I've written before about agent-comm, agent-tasks, and agent-knowledge — tools for giving AI coding agents coordination, task management, and persistent memory. But there was still one friction point I hadn't solved: getting the right MCP servers in front of the agent in the first place.
The problem with static MCP configs is that everything is always on. Every server you've ever registered is running whether you need it or not. You want to add a new tool? Edit a JSON file, restart your agent. You want to try something from the official MCP registry? Good luck figuring out what's available and how to install it without leaving your coding session.
I built agent-discover to fix this.
The problem
When you configure MCP servers in Claude Code (or any MCP client), you write a static config file. That list is fixed. All those servers load at startup. If you want to browse what else is out there, you leave the agent, search the internet, manually edit the config, and restart.

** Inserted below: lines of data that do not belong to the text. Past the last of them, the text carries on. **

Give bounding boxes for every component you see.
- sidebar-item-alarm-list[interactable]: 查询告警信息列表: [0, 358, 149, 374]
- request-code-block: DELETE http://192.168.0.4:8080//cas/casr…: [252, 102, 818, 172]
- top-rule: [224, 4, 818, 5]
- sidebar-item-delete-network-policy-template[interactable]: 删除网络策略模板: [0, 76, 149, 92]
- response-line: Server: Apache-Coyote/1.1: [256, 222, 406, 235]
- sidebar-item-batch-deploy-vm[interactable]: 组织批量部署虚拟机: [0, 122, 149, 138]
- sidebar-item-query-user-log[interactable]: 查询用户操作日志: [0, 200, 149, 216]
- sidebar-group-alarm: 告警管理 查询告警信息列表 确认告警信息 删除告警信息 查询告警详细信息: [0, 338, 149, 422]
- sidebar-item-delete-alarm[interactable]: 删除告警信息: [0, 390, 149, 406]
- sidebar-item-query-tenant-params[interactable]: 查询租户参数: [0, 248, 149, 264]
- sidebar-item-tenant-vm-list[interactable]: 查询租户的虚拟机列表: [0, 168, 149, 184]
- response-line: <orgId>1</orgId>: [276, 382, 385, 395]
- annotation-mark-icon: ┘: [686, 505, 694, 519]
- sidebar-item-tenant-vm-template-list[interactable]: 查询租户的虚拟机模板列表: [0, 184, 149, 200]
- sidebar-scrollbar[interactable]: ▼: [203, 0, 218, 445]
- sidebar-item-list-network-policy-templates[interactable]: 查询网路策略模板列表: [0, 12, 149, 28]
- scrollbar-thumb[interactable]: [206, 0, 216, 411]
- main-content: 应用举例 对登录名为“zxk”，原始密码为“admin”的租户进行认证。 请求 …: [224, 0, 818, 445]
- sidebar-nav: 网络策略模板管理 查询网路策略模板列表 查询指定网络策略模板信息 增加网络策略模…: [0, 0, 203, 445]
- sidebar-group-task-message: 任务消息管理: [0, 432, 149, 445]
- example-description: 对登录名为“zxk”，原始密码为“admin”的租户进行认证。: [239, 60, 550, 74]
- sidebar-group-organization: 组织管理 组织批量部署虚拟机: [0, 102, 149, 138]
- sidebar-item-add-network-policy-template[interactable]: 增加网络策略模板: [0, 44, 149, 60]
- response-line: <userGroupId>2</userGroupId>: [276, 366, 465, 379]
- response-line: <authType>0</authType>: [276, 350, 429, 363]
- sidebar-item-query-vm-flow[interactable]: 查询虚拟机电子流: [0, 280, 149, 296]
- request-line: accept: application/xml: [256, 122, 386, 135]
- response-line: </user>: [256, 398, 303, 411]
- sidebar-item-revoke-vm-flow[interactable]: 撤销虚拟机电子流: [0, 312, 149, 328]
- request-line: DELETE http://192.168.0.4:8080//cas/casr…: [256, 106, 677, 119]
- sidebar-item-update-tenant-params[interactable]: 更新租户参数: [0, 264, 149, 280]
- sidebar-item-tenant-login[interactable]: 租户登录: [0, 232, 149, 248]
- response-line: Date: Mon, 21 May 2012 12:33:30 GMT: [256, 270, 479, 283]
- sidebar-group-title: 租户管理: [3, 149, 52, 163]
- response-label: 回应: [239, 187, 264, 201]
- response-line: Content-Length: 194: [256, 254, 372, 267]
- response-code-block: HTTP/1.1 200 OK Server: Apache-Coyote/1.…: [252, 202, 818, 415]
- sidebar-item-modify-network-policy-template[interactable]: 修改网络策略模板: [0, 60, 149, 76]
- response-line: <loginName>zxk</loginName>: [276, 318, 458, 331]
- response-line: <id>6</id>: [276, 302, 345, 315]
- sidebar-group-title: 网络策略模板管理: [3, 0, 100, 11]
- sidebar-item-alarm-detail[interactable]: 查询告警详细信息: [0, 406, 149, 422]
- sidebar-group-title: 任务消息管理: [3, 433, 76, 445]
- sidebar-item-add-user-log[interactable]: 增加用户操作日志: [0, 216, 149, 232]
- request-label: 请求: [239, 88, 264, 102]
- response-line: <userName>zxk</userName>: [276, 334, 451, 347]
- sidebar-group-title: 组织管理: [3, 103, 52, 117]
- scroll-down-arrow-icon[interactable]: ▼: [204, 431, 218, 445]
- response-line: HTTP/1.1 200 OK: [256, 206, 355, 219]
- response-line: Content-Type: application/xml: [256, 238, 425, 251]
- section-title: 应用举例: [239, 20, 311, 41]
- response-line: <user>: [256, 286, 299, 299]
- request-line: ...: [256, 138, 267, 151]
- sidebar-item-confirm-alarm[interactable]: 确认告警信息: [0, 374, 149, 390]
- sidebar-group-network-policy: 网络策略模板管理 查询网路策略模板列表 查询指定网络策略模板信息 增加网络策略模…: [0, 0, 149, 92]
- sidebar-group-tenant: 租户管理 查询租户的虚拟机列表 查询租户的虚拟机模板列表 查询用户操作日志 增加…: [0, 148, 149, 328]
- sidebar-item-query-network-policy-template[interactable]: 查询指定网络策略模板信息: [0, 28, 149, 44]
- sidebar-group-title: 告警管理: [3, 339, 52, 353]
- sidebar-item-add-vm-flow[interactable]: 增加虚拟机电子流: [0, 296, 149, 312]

It doesn't sound that bad until you're in the middle of a session and realize you need a filesystem tool, or a browser tool, or a database connector — and you have to break your flow to set it up.
There's also a more subtle problem: with a long list of always-on servers, your agent's context is crowded with tools it may never use. Less signal, more noise.
The fix: a runtime MCP marketplace
agent-discover is an open-source MCP server registry and marketplace. It acts as a dynamic proxy — you add it to your MCP config once, and from then on your agent can discover, install, activate, and manage other MCP servers without ever leaving the session.
The key mechanic: activated servers have their tools merged into agent-discover's own tool list, namespaced as serverName__toolName. Your agent can call filesystem__read_file without knowing anything about how the filesystem server is configured. Activate, use, deactivate — no restarts, no config edits.
What agents can do with it
1. Browse the official MCP registry
The registry tool with action browse proxies to registry.modelcontextprotocol.io. Your agent can search by keyword, see descriptions and versions, and install directly from results — all in a single tool call.
2. One-call install
registry(action="install", name="filesystem")
That's it. agent-discover registers the server in a local SQLite database, pre-downloads the npm package in the background, and it's ready to activate.
3. On-demand activation
registry_server(action="activate", server_id="filesystem")
The server starts, its tools get discovered and namespaced, and they appear in your tool list immediately. No restart. Deactivate when you're done and the tools disappear just as cleanly.
4. Secret management
API keys and tokens live in per-server secret storage — not in your config file, not in env vars that leak across sessions. They're automatically injected on activation, as env vars for stdio servers or HTTP headers for SSE/streamable-http servers.
5. Health checks and metrics
Every activated server gets health probes — connect/disconnect checks for inactive servers, tool-list checks for active ones. Every proxied tool call records latency, call count, and error count. You get visibility into what's actually working.
Setup
Install globally:
npm install -g agent-discover
Or run directly with npx. Add to your MCP config:
{
"mcpServers": {
"agent-discover": {
"command": "npx",
"args": ["agent-discover"]
}
}
}
That's the only change you ever need to make to your MCP config. The dashboard auto-starts at http://localhost:3424 on the first connection.
The dashboard
The web UI at http://localhost:3424 has two tabs. The Servers tab shows all your registered servers as cards — health status, error counts, active/inactive state, tags, tools list, and expandable sections for secrets, metrics, and config. Action buttons for activate, deactivate, health check, and delete.
The Browse tab is the marketplace view: search the official registry, see server details, and hit install. Real-time updates via WebSocket with dark/light theming that persists across sessions.

How it fits with the rest of the stack
If you're already using agent-comm for agent coordination, agent-tasks for task pipelines, and agent-knowledge for persistent memory — agent-discover rounds out the picture. Now your agents can also expand their own capabilities on demand.
The suite is designed to be used together, but each piece works independently. agent-discover exposes three transport layers: MCP (stdio), REST API (18 endpoints), WebSocket for real-time events. Anything that can make HTTP requests can integrate with it.
Why this matters
The MCP ecosystem is growing fast. There are hundreds of servers in the official registry and more appearing weekly. Static configs don't scale with that — you end up with either a bloated always-on list or a permanently outdated one.
agent-discover turns your MCP setup into something dynamic. Your agent can discover what's available, install what it needs, and activate tools for the duration of a task. It's closer to how humans use tools: pick up what you need, put it down when you're done.
If you're running serious AI coding workflows, give it a try.